Saddam faces trial for gassing Kurds

Former Iraq dictator Saddam Hussein faces a range of charges from gassing thousands of Kurds to executing political and religious leaders, a list of the cases against him showed today.

Saddam faces trial for gassing Kurds

Former Iraq dictator Saddam Hussein faces a range of charges from gassing thousands of Kurds to executing political and religious leaders, a list of the cases against him showed today.

Insurgents opposed to Iraq’s new government launched mortars attacks that killed six civilians in the country’s north, officials said.

Iraqi officials want the case against Saddam, who could face 500 charges if prosecutors want to proceed on all counts, to concentrate on about a dozen thoroughly-documented cases authorities believe the ousted leader will be convicted on.

A list obtained early today from the special tribunal, which will hear the case against Saddam and 11 of his henchmen, showed prosecutors seemed to be concentrating on 14 cases. Many received international attention during Saddam’s three decades in power. The list contains few details.

Iraqi authorities believe the trial against Saddam, which could commence within two months, will have a major effect on curbing the violent insurgency raging throughout the country, which has killed at least 844 people since the new Shiite Muslim-led government was announced on April 28.

Separate mortar barrages today and yesterday apparently targeting police stations in the northern city of Mosul have killed six Iraqis, including two children, US and Iraqi officials said.

Gunmen also killed an Egyptian with US citizenship in western Baghdad, police Lt. Hamid Zaki said today. The victim, identified as Ahmed Kamal, was shot dead yesterday while driving his car. Zaki said Kamal worked as a contractor with Iraq’s Electricity Ministry. Egyptian and US embassy officials had no immediate comment.

A US soldier was killed yesterday when a roadside bomb exploded near a military patrol in northern Iraq in the province of Kirkuk, the military said today. At least 1,669 US military members have died since the Iraq war began in March 2003.

Iraqi police shot at a suicide car bomber, whose vehicle still exploded at a western Baghdad checkpoint today, wounding three police and three bystanders, a police official said.

In a bid to combat the insurgency, particularly in Baghdad where suicide bombings and drive-by shootings are almost daily occurrences, Iraqi authorities have launched a US-backed counterinsurgency campaign dubbed Operation Lightning.

The US Army’s 3rd Infantry Division, which oversees military operations in the capital, provided figures showing that 887 suspected insurgents have been detained and 38 weapons caches uncovered since the operation began May 22.

Sunni Muslim organisations are complaining that many innocent Iraqis have been arrested during the blitz and most were Sunnis, the minority that dominated the country during Saddam’s rule and are believed to form the insurgency’s backbone.

“There is an improvement in security and in the performance of the security forces, but members of the army and police do cause mistakes,” Laith Kuba, spokesman for Iraq’s prime minister, said.

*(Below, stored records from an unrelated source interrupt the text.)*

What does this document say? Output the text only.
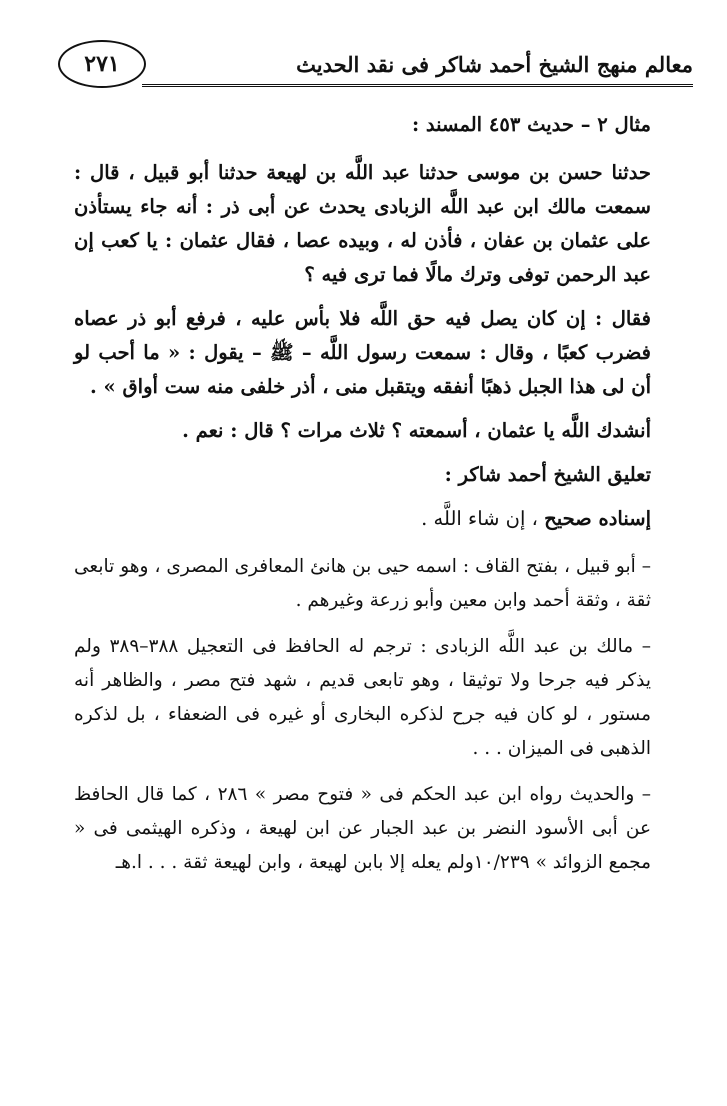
معالم منهج الشيخ أحمد شاكر فى نقد الحديث
٢٧١

مثال ٢ – حديث ٤٥٣ المسند :

حدثنا حسن بن موسى حدثنا عبد اللَّه بن لهيعة حدثنا أبو قبيل ، قال : سمعت مالك ابن عبد اللَّه الزبادى يحدث عن أبى ذر : أنه جاء يستأذن على عثمان بن عفان ، فأذن له ، وبيده عصا ، فقال عثمان : يا كعب إن عبد الرحمن توفى وترك مالًا فما ترى فيه ؟

فقال : إن كان يصل فيه حق اللَّه فلا بأس عليه ، فرفع أبو ذر عصاه فضرب كعبًا ، وقال : سمعت رسول اللَّه – ﷺ – يقول : « ما أحب لو أن لى هذا الجبل ذهبًا أنفقه ويتقبل منى ، أذر خلفى منه ست أواق » .

أنشدك اللَّه يا عثمان ، أسمعته ؟ ثلاث مرات ؟ قال : نعم .

تعليق الشيخ أحمد شاكر :

إسناده صحيح ، إن شاء اللَّه .

– أبو قبيل ، بفتح القاف : اسمه حيى بن هانئ المعافرى المصرى ، وهو تابعى ثقة ، وثقة أحمد وابن معين وأبو زرعة وغيرهم .

– مالك بن عبد اللَّه الزبادى : ترجم له الحافظ فى التعجيل ٣٨٨–٣٨٩ ولم يذكر فيه جرحا ولا توثيقا ، وهو تابعى قديم ، شهد فتح مصر ، والظاهر أنه مستور ، لو كان فيه جرح لذكره البخارى أو غيره فى الضعفاء ، بل لذكره الذهبى فى الميزان . . .

– والحديث رواه ابن عبد الحكم فى « فتوح مصر » ٢٨٦ ، كما قال الحافظ عن أبى الأسود النضر بن عبد الجبار عن ابن لهيعة ، وذكره الهيثمى فى « مجمع الزوائد » ١٠/٢٣٩ولم يعله إلا بابن لهيعة ، وابن لهيعة ثقة . . . ا.هـ
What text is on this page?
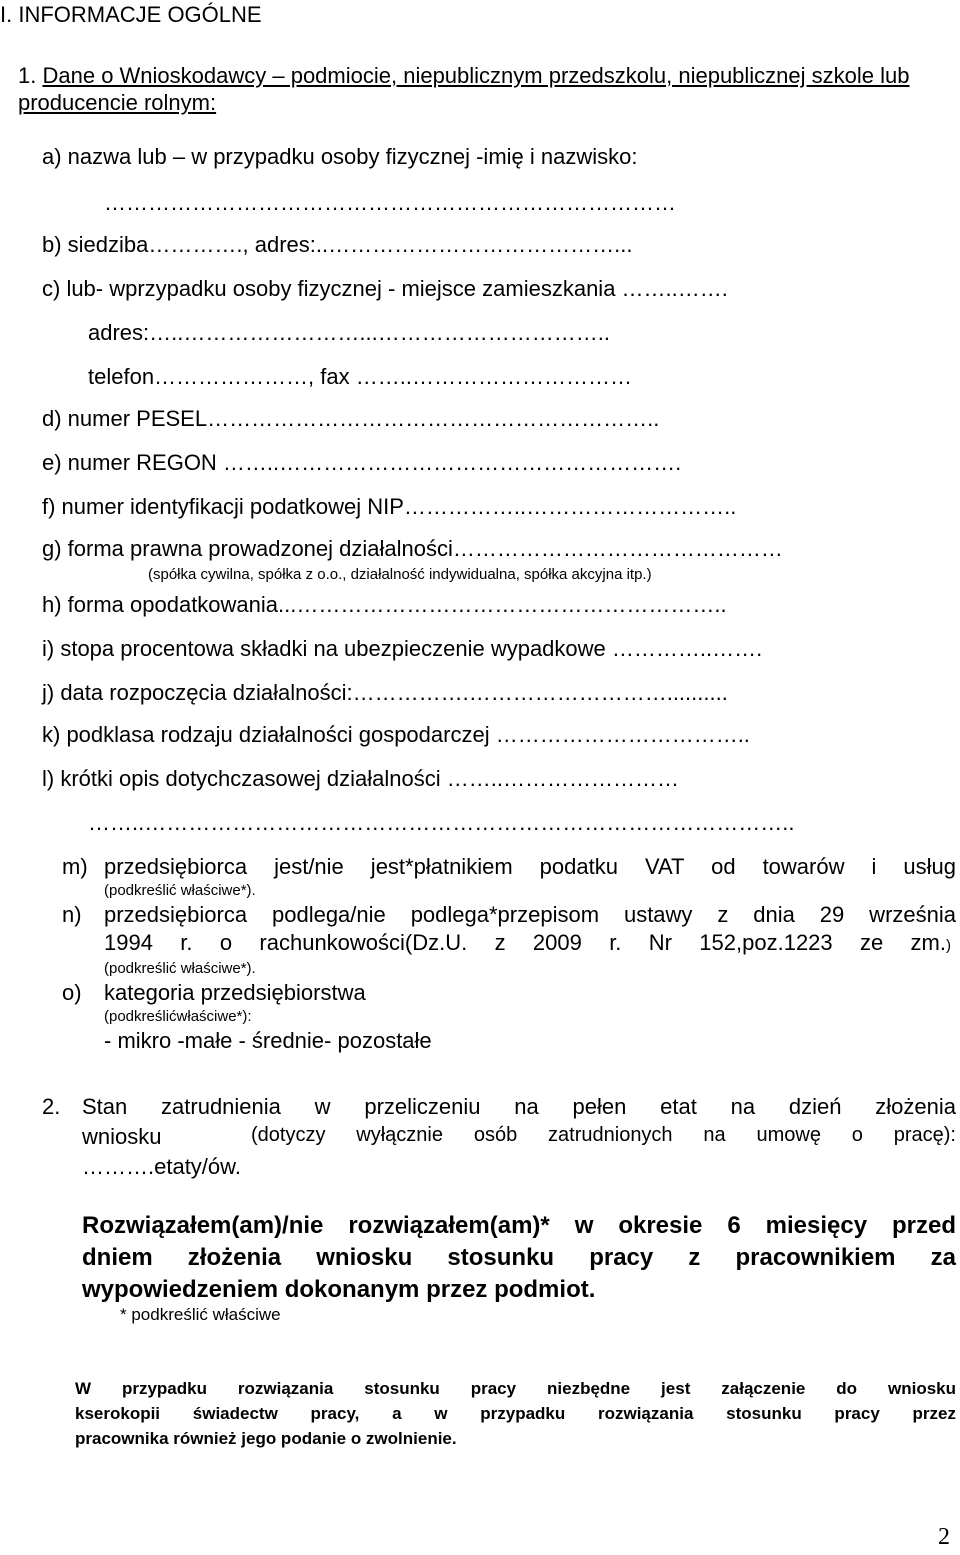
I. INFORMACJE OGÓLNE
1. Dane o Wnioskodawcy – podmiocie, niepublicznym przedszkolu, niepublicznej szkole lub producencie rolnym:
a) nazwa lub – w przypadku osoby fizycznej -imię i nazwisko:
……………………………………………………………………
b) siedziba…………., adres:..…………………………………...
c) lub- wprzypadku osoby fizycznej - miejsce zamieszkania ……..…….
adres:…..……………………...…………………………..
telefon…………………, fax ……..…………………………
d) numer PESEL……………………………………………………..
e) numer REGON ……..……………………………………………….
f) numer identyfikacji podatkowej NIP……………..………………………..
g) forma prawna prowadzonej działalności………………………………………
(spółka cywilna, spółka z o.o., działalność indywidualna, spółka akcyjna itp.)
h) forma opodatkowania...…………………………………………………..
i) stopa procentowa składki na ubezpieczenie wypadkowe …………..…….
j) data rozpoczęcia działalności:…………….………………………..........
k) podklasa rodzaju działalności gospodarczej ……………………………..
l) krótki opis dotychczasowej działalności ……..……………………
……..……………………………………………………………………………..
m) przedsiębiorca jest/nie jest*płatnikiem podatku VAT od towarów i usług
(podkreślić właściwe*).
n) przedsiębiorca podlega/nie podlega*przepisom ustawy z dnia 29 września
1994 r. o rachunkowości(Dz.U. z 2009 r. Nr 152,poz.1223 ze zm.)
(podkreślić właściwe*).
o) kategoria przedsiębiorstwa
(podkreślićwłaściwe*):
- mikro -małe - średnie- pozostałe
2. Stan zatrudnienia w przeliczeniu na pełen etat na dzień złożenia
wniosku	(dotyczy wyłącznie osób zatrudnionych na umowę o pracę):
……….etaty/ów.
Rozwiązałem(am)/nie rozwiązałem(am)* w okresie 6 miesięcy przed
dniem złożenia wniosku stosunku pracy z pracownikiem za
wypowiedzeniem dokonanym przez podmiot.
* podkreślić właściwe
W przypadku rozwiązania stosunku pracy niezbędne jest załączenie do wniosku
kserokopii świadectw pracy, a w przypadku rozwiązania stosunku pracy przez
pracownika również jego podanie o zwolnienie.
2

The charges of overzealous behaviour by security forces coincides with government efforts to include Sunni Arabs in the political process, and to get them involved in drafting Iraq’s new constitution. Sunni approval is necessary for the charter’s adoption in a national referendum. It is to be ready by mid-August and approved nationwide in an October vote.

Iraqi authorities believe Saddam loyalists and Sunni extremists are responsible for most of the attacks, which are designed to topple the new government that is dominated by Shiites and Kurds, communities long oppressed under the former Iraqi president’s three-decade rule.

Iraqi officials have been saying Saddam’s trial should start within two months. They also believe giving the dictator, who was captured December 2003, his day in court and airing the allegations levelled against him will help take the wind out of the insurgency.

The special tribunal trying Saddam provided a list of 14 cases saying the allegations against him included:

:: Executing at least 50 Iraqis in the Shiite town Dujail, 50 miles north of Baghdad in 1982 in retaliation for a failed assassination attempt against Saddam;

:: Killing and deporting 8,000 members of the powerful Kurdish Barzani tribe, of which the current Kurdistan Democratic Party leader, Massoud Barzani, belongs;

:: The 1988 chemical weapons attack on the Kurdish town of Halabja that killed an estimated 5,000 people;

:: Executing prominent religious and political figures;

:: Ordering the seven-month occupation of Kuwait that was ended by the 1991 US-led Gulf War; and

:: The 1991 suppression of a Shiite uprising in southern Iraq.

Meanwhile, Australia’s top Sunni Muslim cleric, who is in Iraq trying to negotiate the release of Australian hostage Douglas Wood, 63, said Monday he has seen footage of the captive indicating that he is alive, not the man himself.

“I have seen a recent CD video lasting 12 to 15 minutes where Wood is alive and good and in honest hands,” Sheik Taj El Din al-Hilaly said of California-based Wood, who was captured by insurgents in late April.